"He keeps me patient, Helena. I cannot keep myself. He knows: He is at the helm: He will guide me to the haven where I would be. Ah, my child, thou hast yet to learn what that meaneth,—'When He giveth quietness, who shall then condemn?'"

Indeed I have. And I do not know how to begin.

We have been very busy, after all, during the terrible interval, and it hardly seems ten days since the news came. All the mourning robes were to be made of sackcloth—bah! how rough and coarse it is!—one need be a villein to stand it!—and the hoods of cloth of Cyprus. I never remember being in mourning before Amaury's poor little baby was born and died in one day, and I did hope then that I should never need it again. It is so abominable to wear such stuff—and how it smells!—and to have to lay aside one's gloves, just like a bourgeoise! Count Raymond is expected to-night.

I did not properly guess what a dreadful scene it would be, when the coffin was borne into the hall by four knights, and laid down on the daïs, and the lid opened, and the embalmed body of the fair child brought to view, clad in the cowl of the holy brethren of Saint Benedict, which was put on him just before he died. The holy Patriarch—I suppose he is holy, being a patriarch—held the holy censer, which he swung to and fro by the head of the coffin; and a royal chaplain at his side bore the bénitier, from which each of us, coming forward, took the asperge, and sprinkled the still face with holy water.

It was Lady Sybil's turn last, of course. But she, the poor mother, broke down utterly, and dropped the asperge, and if Guy had not sprung forward and caught her, I think she would have fainted and fallen on the coffin of her child. Oh, it was terrible!

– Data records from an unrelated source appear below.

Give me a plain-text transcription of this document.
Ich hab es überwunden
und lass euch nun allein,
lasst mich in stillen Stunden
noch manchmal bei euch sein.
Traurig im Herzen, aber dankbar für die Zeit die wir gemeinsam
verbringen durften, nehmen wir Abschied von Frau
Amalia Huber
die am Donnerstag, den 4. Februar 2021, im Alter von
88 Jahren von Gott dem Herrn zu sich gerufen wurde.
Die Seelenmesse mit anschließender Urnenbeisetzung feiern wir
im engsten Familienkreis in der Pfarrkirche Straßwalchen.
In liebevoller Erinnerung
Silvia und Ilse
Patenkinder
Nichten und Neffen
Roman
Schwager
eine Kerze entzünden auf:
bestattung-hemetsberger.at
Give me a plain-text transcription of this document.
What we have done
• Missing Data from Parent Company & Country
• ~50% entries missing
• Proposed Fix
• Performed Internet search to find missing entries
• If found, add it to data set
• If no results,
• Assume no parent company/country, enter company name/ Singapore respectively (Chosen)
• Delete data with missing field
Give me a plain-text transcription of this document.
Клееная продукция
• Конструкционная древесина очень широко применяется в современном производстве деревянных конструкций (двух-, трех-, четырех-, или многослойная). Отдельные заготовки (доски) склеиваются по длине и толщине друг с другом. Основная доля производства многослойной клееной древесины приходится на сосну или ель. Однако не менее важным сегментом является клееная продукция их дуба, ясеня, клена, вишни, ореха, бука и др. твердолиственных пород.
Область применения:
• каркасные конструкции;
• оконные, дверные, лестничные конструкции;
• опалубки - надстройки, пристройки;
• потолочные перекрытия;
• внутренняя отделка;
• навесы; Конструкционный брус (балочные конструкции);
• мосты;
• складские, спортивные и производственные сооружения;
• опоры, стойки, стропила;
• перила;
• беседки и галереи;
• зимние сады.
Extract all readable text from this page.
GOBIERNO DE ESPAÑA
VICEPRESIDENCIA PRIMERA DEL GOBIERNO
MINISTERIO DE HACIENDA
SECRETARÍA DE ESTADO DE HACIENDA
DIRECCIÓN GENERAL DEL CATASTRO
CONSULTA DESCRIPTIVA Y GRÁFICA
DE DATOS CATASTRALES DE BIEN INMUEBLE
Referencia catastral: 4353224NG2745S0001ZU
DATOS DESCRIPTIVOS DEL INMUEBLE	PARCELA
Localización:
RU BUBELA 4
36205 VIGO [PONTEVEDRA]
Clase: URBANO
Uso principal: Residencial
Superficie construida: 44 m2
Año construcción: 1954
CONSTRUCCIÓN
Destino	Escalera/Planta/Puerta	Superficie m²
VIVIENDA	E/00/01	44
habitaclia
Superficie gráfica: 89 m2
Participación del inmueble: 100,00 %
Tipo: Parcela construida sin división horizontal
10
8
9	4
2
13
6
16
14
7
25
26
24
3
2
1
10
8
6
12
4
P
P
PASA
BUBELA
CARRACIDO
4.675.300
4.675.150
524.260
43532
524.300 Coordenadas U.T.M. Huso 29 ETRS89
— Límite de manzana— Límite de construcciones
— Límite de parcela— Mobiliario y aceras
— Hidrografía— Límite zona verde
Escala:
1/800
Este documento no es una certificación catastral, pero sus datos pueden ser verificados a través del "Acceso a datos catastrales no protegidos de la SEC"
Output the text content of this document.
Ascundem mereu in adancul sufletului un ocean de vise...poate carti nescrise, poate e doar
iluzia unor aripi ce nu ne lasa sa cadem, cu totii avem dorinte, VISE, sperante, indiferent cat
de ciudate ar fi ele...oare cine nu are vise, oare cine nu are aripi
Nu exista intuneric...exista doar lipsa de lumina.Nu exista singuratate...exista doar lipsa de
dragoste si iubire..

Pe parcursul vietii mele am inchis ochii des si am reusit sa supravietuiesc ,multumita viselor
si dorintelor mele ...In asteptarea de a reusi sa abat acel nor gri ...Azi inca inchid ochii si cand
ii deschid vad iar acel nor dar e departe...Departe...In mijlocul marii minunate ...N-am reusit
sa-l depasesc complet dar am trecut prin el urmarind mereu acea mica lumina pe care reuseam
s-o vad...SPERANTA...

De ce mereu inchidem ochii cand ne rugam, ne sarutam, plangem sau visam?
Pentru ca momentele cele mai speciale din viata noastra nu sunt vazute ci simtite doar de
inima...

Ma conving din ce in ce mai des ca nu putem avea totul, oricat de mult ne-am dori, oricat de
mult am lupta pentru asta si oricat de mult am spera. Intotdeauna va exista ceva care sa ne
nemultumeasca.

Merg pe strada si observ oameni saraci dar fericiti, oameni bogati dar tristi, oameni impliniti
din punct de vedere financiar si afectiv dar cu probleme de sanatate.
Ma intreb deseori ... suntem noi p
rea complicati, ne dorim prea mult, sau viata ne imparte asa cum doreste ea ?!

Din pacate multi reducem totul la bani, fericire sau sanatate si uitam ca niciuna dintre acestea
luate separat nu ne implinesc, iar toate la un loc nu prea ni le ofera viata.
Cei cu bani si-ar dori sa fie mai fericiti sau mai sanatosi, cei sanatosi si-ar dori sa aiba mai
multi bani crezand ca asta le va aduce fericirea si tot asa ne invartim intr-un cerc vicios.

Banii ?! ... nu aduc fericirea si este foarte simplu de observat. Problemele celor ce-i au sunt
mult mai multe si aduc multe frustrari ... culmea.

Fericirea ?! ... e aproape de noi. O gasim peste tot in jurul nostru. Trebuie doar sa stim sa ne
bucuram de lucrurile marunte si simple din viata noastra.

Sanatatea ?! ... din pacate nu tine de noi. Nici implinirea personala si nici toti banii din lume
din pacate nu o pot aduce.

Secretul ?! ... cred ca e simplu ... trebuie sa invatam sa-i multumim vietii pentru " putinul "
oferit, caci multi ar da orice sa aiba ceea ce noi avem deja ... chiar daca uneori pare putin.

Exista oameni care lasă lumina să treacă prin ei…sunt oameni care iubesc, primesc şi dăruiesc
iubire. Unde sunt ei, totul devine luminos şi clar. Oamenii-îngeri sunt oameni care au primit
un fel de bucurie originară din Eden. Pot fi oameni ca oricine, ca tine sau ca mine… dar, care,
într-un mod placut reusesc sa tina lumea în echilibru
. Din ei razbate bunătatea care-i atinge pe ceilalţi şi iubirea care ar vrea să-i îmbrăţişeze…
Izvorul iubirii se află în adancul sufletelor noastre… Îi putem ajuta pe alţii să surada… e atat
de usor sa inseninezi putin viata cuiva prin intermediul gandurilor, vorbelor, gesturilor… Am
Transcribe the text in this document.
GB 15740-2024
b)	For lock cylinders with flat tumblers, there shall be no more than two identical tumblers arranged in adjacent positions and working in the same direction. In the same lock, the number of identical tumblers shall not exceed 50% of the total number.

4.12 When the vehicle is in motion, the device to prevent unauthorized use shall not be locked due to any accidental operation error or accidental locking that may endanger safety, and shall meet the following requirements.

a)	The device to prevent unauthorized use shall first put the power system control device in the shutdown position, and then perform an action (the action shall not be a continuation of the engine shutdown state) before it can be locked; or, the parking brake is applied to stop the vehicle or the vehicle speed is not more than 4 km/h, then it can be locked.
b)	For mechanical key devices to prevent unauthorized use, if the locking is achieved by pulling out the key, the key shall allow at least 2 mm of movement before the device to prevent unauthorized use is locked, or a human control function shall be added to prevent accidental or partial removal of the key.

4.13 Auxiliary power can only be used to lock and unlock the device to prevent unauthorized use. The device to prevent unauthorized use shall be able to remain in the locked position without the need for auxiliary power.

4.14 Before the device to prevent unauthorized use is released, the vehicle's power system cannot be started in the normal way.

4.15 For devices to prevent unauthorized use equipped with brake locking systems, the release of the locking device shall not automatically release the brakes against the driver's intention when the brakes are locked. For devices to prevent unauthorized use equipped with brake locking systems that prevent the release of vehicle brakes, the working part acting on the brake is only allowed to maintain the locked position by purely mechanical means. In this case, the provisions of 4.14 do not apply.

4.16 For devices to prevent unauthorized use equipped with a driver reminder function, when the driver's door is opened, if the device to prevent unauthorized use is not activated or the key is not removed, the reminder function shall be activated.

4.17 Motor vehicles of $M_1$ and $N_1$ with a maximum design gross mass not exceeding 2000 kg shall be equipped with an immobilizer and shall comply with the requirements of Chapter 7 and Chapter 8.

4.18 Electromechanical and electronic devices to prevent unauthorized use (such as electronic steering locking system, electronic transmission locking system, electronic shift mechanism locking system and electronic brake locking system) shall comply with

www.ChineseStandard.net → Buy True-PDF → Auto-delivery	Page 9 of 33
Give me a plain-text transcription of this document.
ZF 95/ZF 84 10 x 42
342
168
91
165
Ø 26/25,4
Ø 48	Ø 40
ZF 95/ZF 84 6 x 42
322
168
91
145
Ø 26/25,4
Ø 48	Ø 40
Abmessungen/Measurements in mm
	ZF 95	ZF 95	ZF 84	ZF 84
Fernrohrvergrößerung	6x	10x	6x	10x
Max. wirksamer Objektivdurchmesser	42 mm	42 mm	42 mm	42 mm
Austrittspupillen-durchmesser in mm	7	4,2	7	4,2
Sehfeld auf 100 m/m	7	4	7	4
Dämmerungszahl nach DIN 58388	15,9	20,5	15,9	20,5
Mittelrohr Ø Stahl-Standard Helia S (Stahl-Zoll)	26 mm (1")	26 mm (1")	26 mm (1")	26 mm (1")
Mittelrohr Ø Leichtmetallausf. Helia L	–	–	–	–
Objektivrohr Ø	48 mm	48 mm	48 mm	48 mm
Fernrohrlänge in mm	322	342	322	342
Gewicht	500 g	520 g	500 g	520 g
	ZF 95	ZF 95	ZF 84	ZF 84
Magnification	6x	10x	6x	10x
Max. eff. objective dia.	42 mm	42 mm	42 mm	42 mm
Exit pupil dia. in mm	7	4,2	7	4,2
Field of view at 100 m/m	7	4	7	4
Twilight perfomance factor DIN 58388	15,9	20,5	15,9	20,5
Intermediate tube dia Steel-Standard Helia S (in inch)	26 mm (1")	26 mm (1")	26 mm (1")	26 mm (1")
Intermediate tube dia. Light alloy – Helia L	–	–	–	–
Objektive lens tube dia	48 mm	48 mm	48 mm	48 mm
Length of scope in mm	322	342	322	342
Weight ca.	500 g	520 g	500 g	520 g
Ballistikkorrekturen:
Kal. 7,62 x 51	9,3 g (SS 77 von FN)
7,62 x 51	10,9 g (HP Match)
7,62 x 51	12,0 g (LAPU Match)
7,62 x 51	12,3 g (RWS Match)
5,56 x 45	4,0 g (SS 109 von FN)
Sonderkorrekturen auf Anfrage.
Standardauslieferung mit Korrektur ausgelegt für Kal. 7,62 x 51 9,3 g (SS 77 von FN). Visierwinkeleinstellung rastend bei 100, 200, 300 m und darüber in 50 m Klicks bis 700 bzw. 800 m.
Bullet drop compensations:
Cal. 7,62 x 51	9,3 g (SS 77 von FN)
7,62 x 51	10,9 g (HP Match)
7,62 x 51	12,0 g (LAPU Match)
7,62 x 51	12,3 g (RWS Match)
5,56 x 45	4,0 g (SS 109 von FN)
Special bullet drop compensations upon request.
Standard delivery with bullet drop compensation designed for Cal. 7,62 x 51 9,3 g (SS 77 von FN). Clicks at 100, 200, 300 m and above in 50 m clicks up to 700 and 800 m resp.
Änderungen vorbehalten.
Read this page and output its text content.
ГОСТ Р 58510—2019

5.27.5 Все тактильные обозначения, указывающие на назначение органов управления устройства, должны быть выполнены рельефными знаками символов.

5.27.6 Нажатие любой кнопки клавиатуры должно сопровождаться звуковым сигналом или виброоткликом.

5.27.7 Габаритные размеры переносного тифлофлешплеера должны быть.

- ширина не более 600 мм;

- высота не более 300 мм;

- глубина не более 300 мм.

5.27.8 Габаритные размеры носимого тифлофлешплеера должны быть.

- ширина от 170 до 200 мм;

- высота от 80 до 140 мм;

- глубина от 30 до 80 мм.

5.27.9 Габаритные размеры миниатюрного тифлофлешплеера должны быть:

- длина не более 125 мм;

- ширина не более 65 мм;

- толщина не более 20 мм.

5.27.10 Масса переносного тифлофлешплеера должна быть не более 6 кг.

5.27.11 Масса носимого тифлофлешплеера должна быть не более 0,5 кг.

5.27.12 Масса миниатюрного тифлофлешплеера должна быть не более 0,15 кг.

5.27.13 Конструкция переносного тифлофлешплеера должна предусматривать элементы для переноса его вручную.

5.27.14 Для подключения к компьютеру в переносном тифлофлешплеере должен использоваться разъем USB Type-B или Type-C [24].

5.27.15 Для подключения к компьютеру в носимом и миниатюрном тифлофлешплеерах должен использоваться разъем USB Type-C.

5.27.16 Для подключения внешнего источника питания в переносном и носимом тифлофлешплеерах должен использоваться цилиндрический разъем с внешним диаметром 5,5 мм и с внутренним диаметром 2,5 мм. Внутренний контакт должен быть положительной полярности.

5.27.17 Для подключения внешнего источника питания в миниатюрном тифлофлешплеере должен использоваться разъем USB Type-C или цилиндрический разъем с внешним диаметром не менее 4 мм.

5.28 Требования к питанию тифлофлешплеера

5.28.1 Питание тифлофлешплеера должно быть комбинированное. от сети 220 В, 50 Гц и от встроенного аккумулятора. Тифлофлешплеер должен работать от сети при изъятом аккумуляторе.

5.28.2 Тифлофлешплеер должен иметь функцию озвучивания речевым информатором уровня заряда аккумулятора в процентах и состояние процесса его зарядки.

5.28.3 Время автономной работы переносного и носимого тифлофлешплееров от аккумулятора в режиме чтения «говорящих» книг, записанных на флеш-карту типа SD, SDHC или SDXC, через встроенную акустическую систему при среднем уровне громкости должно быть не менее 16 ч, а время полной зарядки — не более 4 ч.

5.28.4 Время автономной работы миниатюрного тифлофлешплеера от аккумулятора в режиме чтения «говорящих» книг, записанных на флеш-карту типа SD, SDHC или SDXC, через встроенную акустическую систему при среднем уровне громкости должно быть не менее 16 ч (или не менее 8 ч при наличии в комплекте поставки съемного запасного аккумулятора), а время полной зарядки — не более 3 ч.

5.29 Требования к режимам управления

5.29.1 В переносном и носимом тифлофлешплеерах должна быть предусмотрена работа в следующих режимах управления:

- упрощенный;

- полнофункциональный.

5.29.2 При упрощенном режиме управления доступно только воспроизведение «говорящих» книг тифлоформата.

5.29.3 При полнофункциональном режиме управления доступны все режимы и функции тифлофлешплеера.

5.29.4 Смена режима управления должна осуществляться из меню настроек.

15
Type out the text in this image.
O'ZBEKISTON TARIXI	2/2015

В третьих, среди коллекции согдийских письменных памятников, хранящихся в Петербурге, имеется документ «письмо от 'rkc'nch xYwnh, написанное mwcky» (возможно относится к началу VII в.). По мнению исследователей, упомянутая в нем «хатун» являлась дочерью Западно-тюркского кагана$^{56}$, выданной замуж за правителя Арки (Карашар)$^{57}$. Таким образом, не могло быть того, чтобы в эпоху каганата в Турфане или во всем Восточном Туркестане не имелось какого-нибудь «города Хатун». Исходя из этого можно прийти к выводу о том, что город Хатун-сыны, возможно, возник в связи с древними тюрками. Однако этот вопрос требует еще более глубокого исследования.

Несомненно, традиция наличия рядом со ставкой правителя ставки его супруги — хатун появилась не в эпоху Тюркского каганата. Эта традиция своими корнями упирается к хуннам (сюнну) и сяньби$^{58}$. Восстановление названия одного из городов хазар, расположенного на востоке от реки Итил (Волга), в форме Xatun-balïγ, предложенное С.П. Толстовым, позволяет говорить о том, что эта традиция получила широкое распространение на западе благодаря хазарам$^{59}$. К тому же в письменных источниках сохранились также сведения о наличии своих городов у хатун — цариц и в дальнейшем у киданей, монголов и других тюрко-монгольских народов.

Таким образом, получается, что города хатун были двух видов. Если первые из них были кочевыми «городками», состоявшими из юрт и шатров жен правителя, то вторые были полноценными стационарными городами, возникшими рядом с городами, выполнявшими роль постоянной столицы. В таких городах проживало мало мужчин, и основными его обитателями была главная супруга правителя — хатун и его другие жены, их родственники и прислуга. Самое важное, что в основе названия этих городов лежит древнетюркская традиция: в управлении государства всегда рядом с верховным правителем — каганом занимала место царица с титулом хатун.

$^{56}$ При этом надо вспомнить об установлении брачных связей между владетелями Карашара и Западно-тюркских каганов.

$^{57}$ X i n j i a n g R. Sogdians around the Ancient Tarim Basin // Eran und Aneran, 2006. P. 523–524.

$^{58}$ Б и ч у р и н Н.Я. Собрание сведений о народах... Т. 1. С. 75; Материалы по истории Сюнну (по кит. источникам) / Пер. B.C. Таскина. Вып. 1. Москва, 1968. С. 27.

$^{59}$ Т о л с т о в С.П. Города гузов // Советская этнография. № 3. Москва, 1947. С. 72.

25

Later in the evening, there was a family council, at which Count Raymond suggested—and Guy said it was an excellent idea—that Lady Sybil should convene a council of all the nobles, when her title should be solemnly recognised, and no room be left for any dissension about it in future. The council, therefore, will meet on Midsummer Day next, and at the same time it will be decided what to do after the truce with Saladin has expired.

I tapped at Lady Judith's door as I went up to bed.

"Well, holy Mother," said I, when I was inside, and the door shut, "what think you now of the Count of Tripoli?"

"What thinkest thou, Helena?" answered she.

"Truly, I hardly know what to think," I said. "He speaks fair."